Man who set fire to wife appeals severity of sentence
A PINE Creek man who was jailed for 16 years for covering his former wife in fuel and setting her on fire has appealed the severity of his sentence.
Jason Christopher John, 46, pleaded not guilty in Bundaberg Supreme Court last year to alternative charges of attempted murder or intent to cause grievous bodily harm.
He was found guilty of attempted murder and was declared a serious violent offender, which means he must serve at least 80% of his sentence.
John's barrister Carl Heaton argued in the Queensland Court of Appeal on Wednesday (Feb 05) the version of events surrounding the incident could have been distorted as both parties were extremely intoxicated at the time of the incident in 2011 - something which was not addressed at the initial trial.

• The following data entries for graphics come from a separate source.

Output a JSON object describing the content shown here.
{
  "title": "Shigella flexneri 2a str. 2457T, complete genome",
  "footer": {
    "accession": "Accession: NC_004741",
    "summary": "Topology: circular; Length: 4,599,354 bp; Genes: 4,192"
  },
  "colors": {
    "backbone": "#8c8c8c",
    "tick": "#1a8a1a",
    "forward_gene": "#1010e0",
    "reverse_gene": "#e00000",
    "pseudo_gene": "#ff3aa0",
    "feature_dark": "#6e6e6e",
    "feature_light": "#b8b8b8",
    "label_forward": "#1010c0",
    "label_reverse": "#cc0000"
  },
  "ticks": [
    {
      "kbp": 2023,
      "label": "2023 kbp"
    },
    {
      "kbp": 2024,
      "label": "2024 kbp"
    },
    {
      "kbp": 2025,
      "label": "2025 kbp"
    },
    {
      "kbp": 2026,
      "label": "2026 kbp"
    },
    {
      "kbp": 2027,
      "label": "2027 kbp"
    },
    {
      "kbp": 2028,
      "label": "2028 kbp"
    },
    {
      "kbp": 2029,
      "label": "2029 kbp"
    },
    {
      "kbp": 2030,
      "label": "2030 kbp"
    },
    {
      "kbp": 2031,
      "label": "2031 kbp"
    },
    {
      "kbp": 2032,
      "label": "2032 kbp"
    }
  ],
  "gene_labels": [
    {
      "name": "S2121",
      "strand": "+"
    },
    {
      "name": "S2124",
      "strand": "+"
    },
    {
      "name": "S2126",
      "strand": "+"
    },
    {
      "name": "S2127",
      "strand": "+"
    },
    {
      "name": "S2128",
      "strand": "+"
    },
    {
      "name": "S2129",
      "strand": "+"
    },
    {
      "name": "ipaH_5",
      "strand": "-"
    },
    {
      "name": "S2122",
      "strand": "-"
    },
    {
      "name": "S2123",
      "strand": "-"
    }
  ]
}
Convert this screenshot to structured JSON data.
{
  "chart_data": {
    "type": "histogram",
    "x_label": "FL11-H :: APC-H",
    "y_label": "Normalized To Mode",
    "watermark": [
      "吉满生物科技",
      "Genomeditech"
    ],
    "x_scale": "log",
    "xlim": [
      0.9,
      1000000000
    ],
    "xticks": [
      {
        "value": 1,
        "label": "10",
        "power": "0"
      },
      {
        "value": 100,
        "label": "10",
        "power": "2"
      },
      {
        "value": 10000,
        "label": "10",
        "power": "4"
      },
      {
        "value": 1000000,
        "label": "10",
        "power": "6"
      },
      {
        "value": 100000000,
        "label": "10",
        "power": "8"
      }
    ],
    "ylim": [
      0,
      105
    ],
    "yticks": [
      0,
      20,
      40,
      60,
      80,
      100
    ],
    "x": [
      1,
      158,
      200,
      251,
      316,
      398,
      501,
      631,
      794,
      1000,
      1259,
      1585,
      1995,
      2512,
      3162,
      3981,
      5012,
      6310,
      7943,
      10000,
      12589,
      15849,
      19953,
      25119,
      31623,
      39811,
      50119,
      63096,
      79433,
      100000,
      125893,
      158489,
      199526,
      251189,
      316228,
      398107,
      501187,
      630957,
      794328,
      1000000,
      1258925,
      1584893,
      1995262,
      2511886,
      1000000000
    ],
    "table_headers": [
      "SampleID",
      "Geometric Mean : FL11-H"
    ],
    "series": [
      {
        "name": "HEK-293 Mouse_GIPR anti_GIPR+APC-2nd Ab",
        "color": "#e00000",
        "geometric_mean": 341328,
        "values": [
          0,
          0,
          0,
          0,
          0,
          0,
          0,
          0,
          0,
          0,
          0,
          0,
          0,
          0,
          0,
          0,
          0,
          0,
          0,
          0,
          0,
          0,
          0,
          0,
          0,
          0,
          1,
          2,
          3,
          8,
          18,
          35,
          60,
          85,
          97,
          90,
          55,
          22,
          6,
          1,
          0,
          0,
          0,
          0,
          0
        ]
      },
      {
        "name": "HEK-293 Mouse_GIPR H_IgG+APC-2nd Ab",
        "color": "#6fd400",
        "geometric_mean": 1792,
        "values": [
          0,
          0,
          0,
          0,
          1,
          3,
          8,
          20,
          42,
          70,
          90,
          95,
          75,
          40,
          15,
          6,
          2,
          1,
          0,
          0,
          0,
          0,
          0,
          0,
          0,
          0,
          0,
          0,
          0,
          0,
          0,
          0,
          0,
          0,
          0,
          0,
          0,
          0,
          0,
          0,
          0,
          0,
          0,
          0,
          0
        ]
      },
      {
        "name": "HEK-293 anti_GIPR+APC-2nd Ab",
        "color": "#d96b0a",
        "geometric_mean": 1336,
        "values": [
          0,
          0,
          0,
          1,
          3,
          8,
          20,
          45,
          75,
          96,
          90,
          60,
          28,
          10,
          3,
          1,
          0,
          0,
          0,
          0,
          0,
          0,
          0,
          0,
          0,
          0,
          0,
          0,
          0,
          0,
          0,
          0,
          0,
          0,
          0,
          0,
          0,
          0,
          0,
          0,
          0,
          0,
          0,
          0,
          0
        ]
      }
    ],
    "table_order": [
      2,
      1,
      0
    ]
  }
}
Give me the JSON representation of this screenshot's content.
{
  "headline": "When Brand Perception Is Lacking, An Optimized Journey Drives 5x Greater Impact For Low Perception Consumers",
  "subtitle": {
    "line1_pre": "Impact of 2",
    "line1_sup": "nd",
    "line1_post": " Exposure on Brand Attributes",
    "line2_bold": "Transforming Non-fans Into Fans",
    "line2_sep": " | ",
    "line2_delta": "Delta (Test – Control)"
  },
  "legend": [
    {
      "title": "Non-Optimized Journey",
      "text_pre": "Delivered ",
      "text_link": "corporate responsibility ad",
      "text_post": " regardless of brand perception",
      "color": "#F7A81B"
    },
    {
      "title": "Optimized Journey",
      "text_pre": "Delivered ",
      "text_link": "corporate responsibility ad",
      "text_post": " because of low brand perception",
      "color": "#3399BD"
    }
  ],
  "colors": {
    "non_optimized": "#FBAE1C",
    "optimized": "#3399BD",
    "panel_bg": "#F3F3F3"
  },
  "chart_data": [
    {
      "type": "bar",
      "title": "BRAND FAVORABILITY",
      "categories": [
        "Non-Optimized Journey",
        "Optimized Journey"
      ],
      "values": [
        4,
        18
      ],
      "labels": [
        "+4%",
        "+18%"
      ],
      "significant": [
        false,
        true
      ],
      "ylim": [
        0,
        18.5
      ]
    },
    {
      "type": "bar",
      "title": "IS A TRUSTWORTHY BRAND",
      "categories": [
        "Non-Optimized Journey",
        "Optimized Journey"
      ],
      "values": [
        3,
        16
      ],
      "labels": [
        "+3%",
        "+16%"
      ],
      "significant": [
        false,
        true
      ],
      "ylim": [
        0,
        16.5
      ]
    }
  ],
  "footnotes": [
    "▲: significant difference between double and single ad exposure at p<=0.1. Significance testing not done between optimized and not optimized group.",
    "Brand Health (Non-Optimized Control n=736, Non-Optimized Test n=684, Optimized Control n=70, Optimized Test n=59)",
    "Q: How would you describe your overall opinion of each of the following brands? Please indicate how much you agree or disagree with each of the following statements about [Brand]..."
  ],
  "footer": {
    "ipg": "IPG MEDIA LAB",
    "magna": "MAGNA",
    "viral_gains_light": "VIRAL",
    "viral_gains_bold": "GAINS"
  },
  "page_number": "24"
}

"You would think if someone was doused in petrol as they claimed there would be evidence of it," he said.
"There was no evidence she was doused in petrol at all after scientific examination.
"There were microscopic traces of petrol on her clothing, but they both lived in a rural setting where they were in contact with machinery on a daily basis."
During his trial the court was told John broke off an outside home gas supply cylinder, brought it into the couple's bedroom and opened the valve, dousing the woman in liquid petroleum.
However, a crucial part of the prosecution's case was an almost-seven-minute-long 000 call between a police officer and the victim.
At the start of the conversation the woman is heard telling the officer she fears her husband will kill himself.
John could be heard in the background yelling before the phone call ended with a click, believed to be the sound of the cigarette lighter, followed by terrified screams as the cylinder exploded.
Mr Heaton further argued there was serious doubt as to whether John was the person who actually lit the cigarette lighter.
"There was evidence at the trial, which was accepted, that they we both in different parts of the house towards the end of the 000 call," he said.
"The sound of the cigarette lighter being flicked can be clearly heard on the recording towards the end of the call.
"It is accepted John was not in the same room at this stage.
"For the lighter flicking to have been clearly heard on the recording it could have only come for the person making the call.
"Maybe the level of intoxication played a part. Why would the caller flick a cigarette lighter to smoke a cigarette knowing there was gas in the room and especially after claiming to have been doused in fuel."
The Court of Appeal reserved its decision.